Regeneration phenotype of il10^–/– zebrafish, Related to Figure 6. (A) il10 expression in injured spinal cords (left), hearts (middle), and retinas (right) from control and zT_reg cell-depleted fish (mean ± SEM, n = 6). (B) il10 expression in injured spinal cords (left), hearts (middle), and retinas (right) from clutch mate WT (il10^+/+) and il10^–/– fish (mean ± SEM, n = 5). (C–E) qRT-PCR analysis of inflammatory cytokine (left) and M1 macrophage marker (middle) and M2 macrophage marker (right) gene expression in injured spinal cords (C), hearts (D), and retinas (E) from il10^+/+ and il10^–/– fish (mean ± SEM, n = 5). Gene expression is normalized to the levels in WT fish. (F–H) Proliferation of immature neurons (F; HuC/D⁺EdU⁺), cardiomyocytes (G; Mef2⁺PCNA⁺) and Müller glia (H; gfap:GFP⁺PCNA⁺) in injured spinal cords (F), hearts (G), and retinas (H) from il10^+/+ and il10^–/– fish. Insets show single-channel confocal slices (F, H) or epifluorescent images (G) of the demarcated regions. The rostral spinal cord stumps are shown in F. Arrows indicate co-labeled cells, and dotted lines indicate the wound border plane. (I–K) Quantification of F (I), G (J), and H (K). (mean ± SEM, n = 5). (L–N) qRT-PCR analysis of regeneration factor genes in injured spinal cords (L), hearts (M), and retinas (N) from il10^+/+ and il10^–/– fish (mean ± SEM, n = 5). cc, central canal; epi, injury epicenter. *P < 0.05, **P < 0.01, ***P < 0.001, Mann–Whitney U test. Scale bars, 100 μm.

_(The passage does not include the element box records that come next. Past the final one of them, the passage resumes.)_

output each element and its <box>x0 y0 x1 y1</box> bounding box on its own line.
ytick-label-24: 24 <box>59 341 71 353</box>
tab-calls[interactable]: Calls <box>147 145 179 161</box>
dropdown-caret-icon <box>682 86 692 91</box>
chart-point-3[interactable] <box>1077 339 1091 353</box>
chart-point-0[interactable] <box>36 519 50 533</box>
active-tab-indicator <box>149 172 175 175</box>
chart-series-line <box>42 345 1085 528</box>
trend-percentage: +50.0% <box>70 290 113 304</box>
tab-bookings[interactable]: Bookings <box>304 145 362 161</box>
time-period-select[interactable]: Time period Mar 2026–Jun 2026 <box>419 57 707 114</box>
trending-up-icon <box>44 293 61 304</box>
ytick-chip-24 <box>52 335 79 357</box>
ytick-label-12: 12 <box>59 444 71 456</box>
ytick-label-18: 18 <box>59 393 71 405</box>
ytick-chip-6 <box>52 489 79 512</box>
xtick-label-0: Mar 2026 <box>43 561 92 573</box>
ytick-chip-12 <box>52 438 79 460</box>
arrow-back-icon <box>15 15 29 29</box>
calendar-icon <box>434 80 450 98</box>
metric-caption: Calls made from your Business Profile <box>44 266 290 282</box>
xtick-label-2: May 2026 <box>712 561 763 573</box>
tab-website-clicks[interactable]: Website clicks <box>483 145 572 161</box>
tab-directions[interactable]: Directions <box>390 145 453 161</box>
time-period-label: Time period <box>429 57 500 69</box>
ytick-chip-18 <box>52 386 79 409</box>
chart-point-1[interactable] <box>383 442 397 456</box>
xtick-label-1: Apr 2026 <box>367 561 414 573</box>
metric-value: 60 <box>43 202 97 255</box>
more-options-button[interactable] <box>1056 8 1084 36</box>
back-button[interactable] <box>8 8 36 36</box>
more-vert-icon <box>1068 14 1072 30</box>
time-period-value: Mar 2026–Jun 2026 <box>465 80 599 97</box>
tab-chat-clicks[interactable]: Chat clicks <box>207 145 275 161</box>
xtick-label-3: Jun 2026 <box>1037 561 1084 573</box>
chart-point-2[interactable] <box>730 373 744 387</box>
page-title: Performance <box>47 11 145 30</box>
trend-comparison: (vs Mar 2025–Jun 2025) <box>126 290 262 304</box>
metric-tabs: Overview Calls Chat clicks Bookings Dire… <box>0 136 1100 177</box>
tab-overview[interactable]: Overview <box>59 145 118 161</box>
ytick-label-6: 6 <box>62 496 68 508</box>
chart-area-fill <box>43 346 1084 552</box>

Regeneration phenotype of foxp3a^–/– zebrafish, Related to Figure 7. (A) Sections of 30 dpi spinal cords from clutch mate WT (foxp3a^+/+; left) and foxp3a^–/– fish (right). Immunofluorescence for acetylated Tubulin (AcTub) marks nerves. Asterisks, injury epicenter. (B) Picro-Mallory staining of sections from 45 dpi hearts from WT (left) and foxp3a–/– fish (right). (C) Luxol fast blue staining of sections from 30 dpi retinas from WT (left) and foxp3a^–/– fish (right). Asterisks, injury epicenter. (D–F) Quantification of regeneration in A–C (n = 6–8). (G–I) Quantification of zT_reg cells in Figure 7B (mean ± SEM, n = 5). (J–L) il10 expression in injured spinal cords (J), hearts (K), and retinas (L) from WT and foxp3a^–/– fish (mean ± SEM, n = 5). (M–O) The expression of inflammatory cytokine genes in injured spinal cords (M), hearts (N), and retinas (O) from WT and foxp3a^–/– fish (mean ± SEM, n = 5). Gene expression is normalized to the levels in WT fish. *P < 0.05, **P < 0.01, ***P < 0.005, ****P < 0.0001, Fisher’s exact test (D–F), Mann–Whitney U test (G–O). Scale bars, 50 μm.